Спать он лёг в отцовской комнатушке, закинув дверь на толстый кованый крючок. Уснуть долго не мог, ворочался. Забылся, наверное, под утро.
Прохватился он от осторожного стука в дверь. Сердце бешено заколотилось.
— Кто? — осевшим голосом спросил Фёдор.
— Вставай, — послышался Лушкин голос. — Хозяин зовёт.
— А-а, счас, — помедлив, ответил он. Подумал: «И что ему не дрыхнется, паразиту…»

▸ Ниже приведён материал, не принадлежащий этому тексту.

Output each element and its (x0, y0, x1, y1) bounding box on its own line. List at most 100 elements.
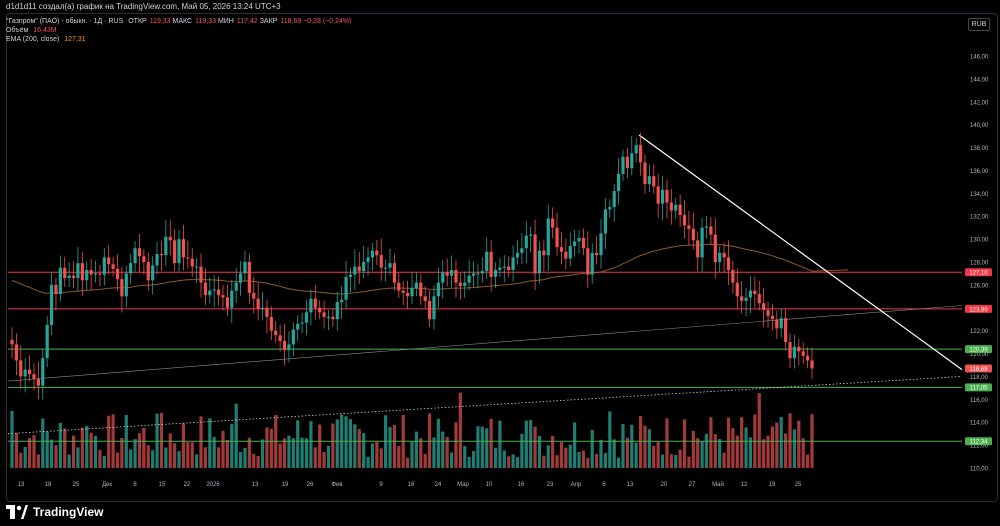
volume-bar (89, 432, 93, 468)
legend-volume-row[interactable]: Объём 16,43M (6, 26, 351, 35)
candle-body (313, 298, 317, 308)
support-trend-line-dotted[interactable] (7, 376, 963, 435)
x-axis-tick-label: 8 (133, 482, 137, 488)
candle-body (656, 186, 660, 204)
candle-body (590, 252, 594, 275)
candle-body (406, 292, 410, 297)
candle-body (722, 252, 726, 258)
legend-close-label: ЗАКР (259, 18, 278, 25)
volume-bar (507, 456, 511, 468)
volume-bar (665, 418, 669, 468)
last_price-price-tag[interactable] (965, 364, 992, 373)
candle-body (216, 289, 221, 296)
volume-bar (537, 435, 542, 468)
resistance-price-tag[interactable] (965, 304, 992, 313)
volume-bar (300, 437, 304, 468)
legend-low-label: МИН (217, 18, 234, 25)
support-price-tag[interactable] (965, 345, 992, 354)
candle-body (159, 253, 164, 256)
legend-volume-value: 16,43M (33, 27, 57, 34)
volume-bar (511, 454, 515, 468)
x-axis-tick-label: 25 (73, 482, 80, 488)
volume-bar (115, 452, 120, 468)
volume-bar (98, 450, 102, 468)
candle-body (71, 275, 76, 279)
candle-body (137, 248, 142, 257)
volume-bar (559, 441, 564, 468)
candle-body (348, 274, 353, 277)
volume-bar (471, 451, 476, 468)
currency-button[interactable]: RUB (968, 18, 990, 31)
candle-body (660, 189, 665, 204)
resistance-price-tag[interactable] (965, 268, 992, 277)
brand-name: TradingView (33, 505, 104, 519)
volume-bar (309, 421, 313, 468)
candle-body (595, 252, 599, 256)
resistance-price-tag-label: 127,10 (969, 271, 988, 277)
y-axis-tick-label: 132,00 (970, 215, 989, 221)
tradingview-brand[interactable]: TradingView (6, 504, 103, 520)
rising-trend-line[interactable] (7, 305, 963, 382)
volume-bar (137, 433, 142, 468)
volume-bar (419, 438, 423, 468)
candle-body (612, 191, 616, 208)
candle-body (181, 239, 186, 258)
volume-bar (379, 448, 383, 468)
volume-bar (485, 428, 489, 468)
support-price-tag[interactable] (965, 383, 992, 392)
chart-panel[interactable] (6, 13, 998, 502)
volume-bar (260, 439, 265, 468)
legend-open-label: ОТКР (128, 18, 147, 25)
volume-bar (551, 436, 555, 468)
candle-body (102, 257, 106, 275)
candle-body (278, 335, 282, 341)
x-axis-tick-label: 10 (486, 482, 493, 488)
legend-ema-row[interactable]: EMA (200, close) 127,31 (6, 35, 351, 44)
volume-bar (480, 426, 484, 468)
candle-body (265, 307, 269, 317)
descending-trend-line[interactable] (638, 134, 963, 371)
volume-bar (331, 423, 335, 468)
candle-body (212, 289, 216, 291)
volume-bar (498, 420, 502, 468)
candle-body (621, 156, 625, 174)
candle-body (322, 312, 326, 317)
volume-bar (80, 427, 84, 468)
chart-caption: d1d1d11 создал(а) график на TradingView.… (6, 2, 281, 11)
legend-low-value: 117,42 (236, 18, 258, 25)
x-axis-tick-label: 23 (547, 482, 554, 488)
support-price-tag[interactable] (965, 437, 992, 446)
volume-bar (740, 417, 744, 468)
volume-bar (234, 403, 238, 468)
volume-bar (287, 435, 291, 468)
y-axis-tick-label: 114,00 (970, 421, 989, 427)
volume-bar (489, 418, 493, 468)
candle-body (414, 282, 418, 289)
x-axis-tick-label: 18 (45, 482, 52, 488)
candle-body (335, 302, 339, 320)
candle-body (45, 324, 49, 359)
x-axis-tick-label: 13 (252, 482, 259, 488)
y-axis-tick-label: 118,00 (970, 375, 989, 381)
candle-body (243, 262, 247, 274)
volume-bar (291, 438, 295, 468)
y-axis-tick-label: 122,00 (970, 329, 989, 335)
x-axis-tick-label: 26 (307, 482, 314, 488)
volume-bar (247, 437, 251, 468)
legend-ohlc-row[interactable]: "Газпром" (ПАО) - обыкн. · 1Д · RUS ОТКР… (6, 17, 351, 26)
candle-body (107, 257, 111, 265)
candle-body (49, 284, 54, 325)
volume-bar (177, 451, 181, 468)
candle-body (665, 189, 669, 203)
candle-body (568, 245, 572, 259)
volume-bar (660, 454, 665, 468)
volume-bar (133, 439, 137, 468)
volume-bar (775, 422, 779, 468)
candle-body (410, 288, 414, 297)
legend-ema-value: 127,31 (64, 36, 86, 43)
legend-high-label: МАКС (172, 18, 193, 25)
legend-symbol[interactable]: "Газпром" (ПАО) - обыкн. · 1Д · RUS (6, 18, 124, 25)
volume-bar (265, 427, 269, 468)
candle-body (678, 204, 682, 216)
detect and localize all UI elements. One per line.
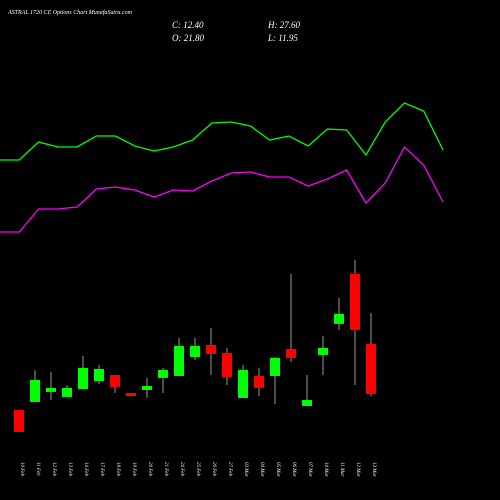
x-tick-label: 10 Feb (19, 462, 24, 477)
candle-body (318, 347, 328, 355)
x-tick-label: 27 Feb (227, 462, 232, 477)
candle-body (46, 387, 56, 392)
candle-body (222, 352, 232, 377)
candle-body (238, 369, 248, 398)
x-tick-label: 04 Mar (259, 462, 264, 477)
candle-body (62, 387, 72, 397)
indicator-line (0, 145, 444, 233)
candle-body (94, 368, 104, 381)
x-tick-label: 05 Mar (275, 462, 280, 477)
candle-body (158, 369, 168, 378)
x-tick-label: 07 Mar (307, 462, 312, 477)
info-high: H: 27.60 (267, 20, 300, 30)
x-tick-label: 26 Feb (211, 462, 216, 477)
candle-body (126, 392, 136, 396)
candle-body (366, 343, 376, 394)
candle-body (254, 375, 264, 388)
x-tick-label: 13 Feb (67, 462, 72, 477)
x-tick-label: 12 Mar (355, 462, 360, 477)
x-tick-label: 18 Feb (115, 462, 120, 477)
candle-body (270, 357, 280, 376)
x-tick-label: 12 Feb (51, 462, 56, 477)
candle-body (30, 379, 40, 402)
x-tick-label: 25 Feb (195, 462, 200, 477)
x-tick-label: 14 Feb (83, 462, 88, 477)
x-tick-label: 11 Feb (35, 462, 40, 476)
candle-body (334, 313, 344, 324)
indicator-line (0, 102, 444, 161)
chart-title: ASTRAL 1720 CE Options Chart MunafaSutra… (7, 9, 133, 16)
x-tick-label: 11 Mar (339, 462, 344, 477)
x-tick-label: 19 Feb (131, 462, 136, 477)
x-tick-label: 10 Mar (323, 462, 328, 477)
candle-body (110, 374, 120, 387)
x-tick-label: 20 Feb (147, 462, 152, 477)
info-low: L: 11.95 (267, 33, 298, 43)
candle-body (142, 385, 152, 390)
info-open: O: 21.80 (172, 33, 204, 43)
x-tick-label: 13 Mar (371, 462, 376, 477)
candle-body (174, 345, 184, 376)
x-tick-label: 06 Mar (291, 462, 296, 477)
x-tick-label: 21 Feb (163, 462, 168, 477)
info-close: C: 12.40 (172, 20, 204, 30)
candle-body (286, 348, 296, 358)
candle-body (206, 344, 216, 354)
candle-body (190, 345, 200, 357)
x-tick-label: 24 Feb (179, 462, 184, 477)
x-tick-label: 17 Feb (99, 462, 104, 477)
x-tick-label: 03 Mar (243, 462, 248, 477)
candle-body (302, 399, 312, 407)
candle-body (78, 367, 88, 389)
candle-body (14, 409, 24, 432)
candle-body (350, 273, 360, 330)
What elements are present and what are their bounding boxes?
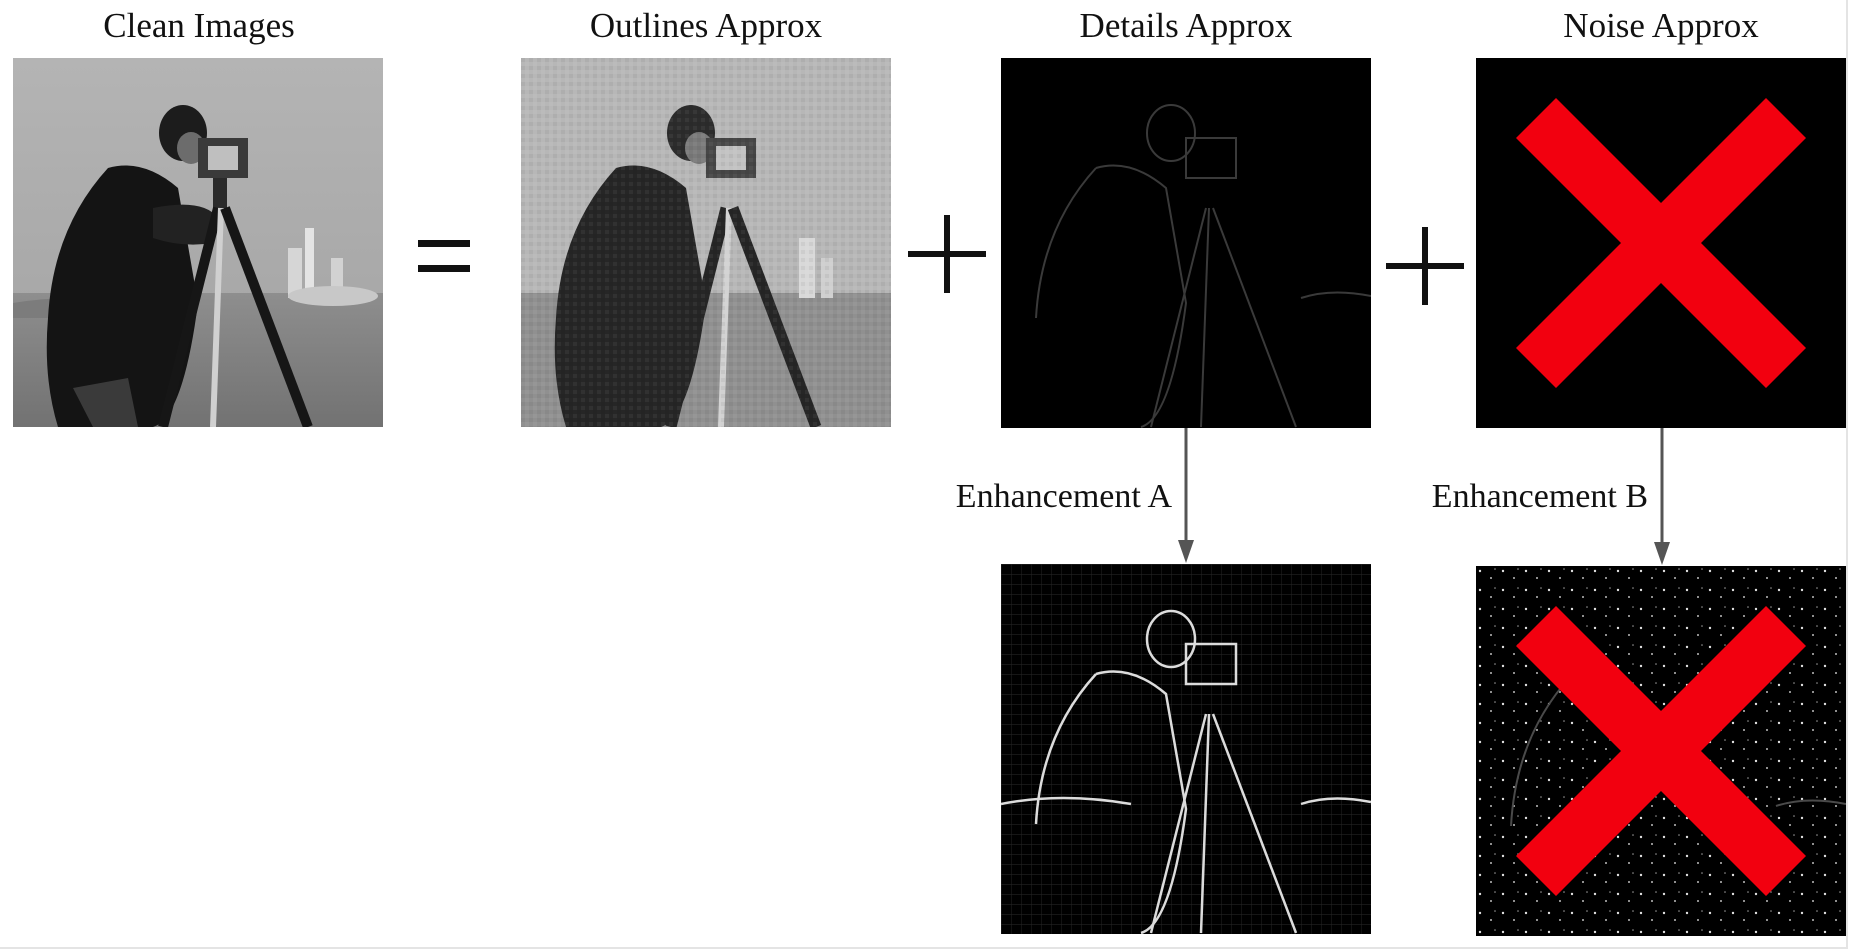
outlines-image-panel: [521, 58, 891, 427]
title-noise-approx: Noise Approx: [1563, 6, 1759, 45]
arrow-enhancement-a: [1176, 428, 1196, 563]
plus-icon: [1386, 227, 1464, 305]
clean-image-panel: [13, 58, 383, 427]
arrow-down-icon: [1654, 428, 1670, 565]
arrow-enhancement-b: [1652, 428, 1672, 565]
enhancement-b-label: Enhancement B: [1431, 478, 1648, 515]
enhanced-details-panel: [1001, 564, 1371, 934]
equals-icon: [418, 240, 470, 272]
cameraman-outlines-image: [521, 58, 891, 427]
title-details-approx: Details Approx: [1079, 6, 1293, 45]
red-x-icon: [1476, 58, 1846, 428]
cameraman-details-image: [1001, 58, 1371, 428]
enhancement-a-label: Enhancement A: [955, 478, 1172, 515]
noise-image-panel: [1476, 58, 1846, 428]
cameraman-clean-image: [13, 58, 383, 427]
equals-sign: [418, 238, 470, 274]
arrow-down-icon: [1178, 428, 1194, 563]
title-outlines-approx: Outlines Approx: [589, 6, 823, 45]
enhanced-noise-panel: [1476, 566, 1846, 936]
plus-sign-1: [908, 215, 986, 293]
plus-icon: [908, 215, 986, 293]
details-image-panel: [1001, 58, 1371, 428]
cameraman-enhanced-details-image: [1001, 564, 1371, 934]
title-clean-images: Clean Images: [103, 6, 295, 45]
red-x-icon: [1476, 566, 1846, 936]
plus-sign-2: [1386, 227, 1464, 305]
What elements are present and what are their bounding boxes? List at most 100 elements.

Только-только, видно, зарилось, в окно было видно, что поверх верхушек деревьев чуть засинел краешек неба. Фёдор толкнул створки окна, услышал призывный голос одинокой пичуги. Грудь ему изнутри царапнул утренний холодный воздух. Он натянул сапоги и откинул крючок. Откинул — и попятился: за дверьми, как привидение, белела она, Лукерья…
«Привидение» шагнуло в комнату, закрыло двери на крючок, вытянув в стороны руки, двинулось к нему. Фёдор прилип к стене, в коленках у него больно заныло.
Лушка подошла вплотную, взяла обеими руками его голову и принялась жадно целовать в щёки, в подбородок, пытаясь отыскать губы. От неё несло самогонным перегаром и ещё чем-то сладковато-приторным. Фёдор вертел головой, уворачиваясь от мокрых горячих губ.
— Пошла… Пошла ты!.. — хрипел он не своим голосом.
— А ты молочный ещё… Попробованный, видать, — хохотнула Лушка, прижала его щекой к голой груди.
Впервые почувствовав живое женское тело, Фёдор охмелел, в голове его зазвенело. Не помня себя, он рванулся…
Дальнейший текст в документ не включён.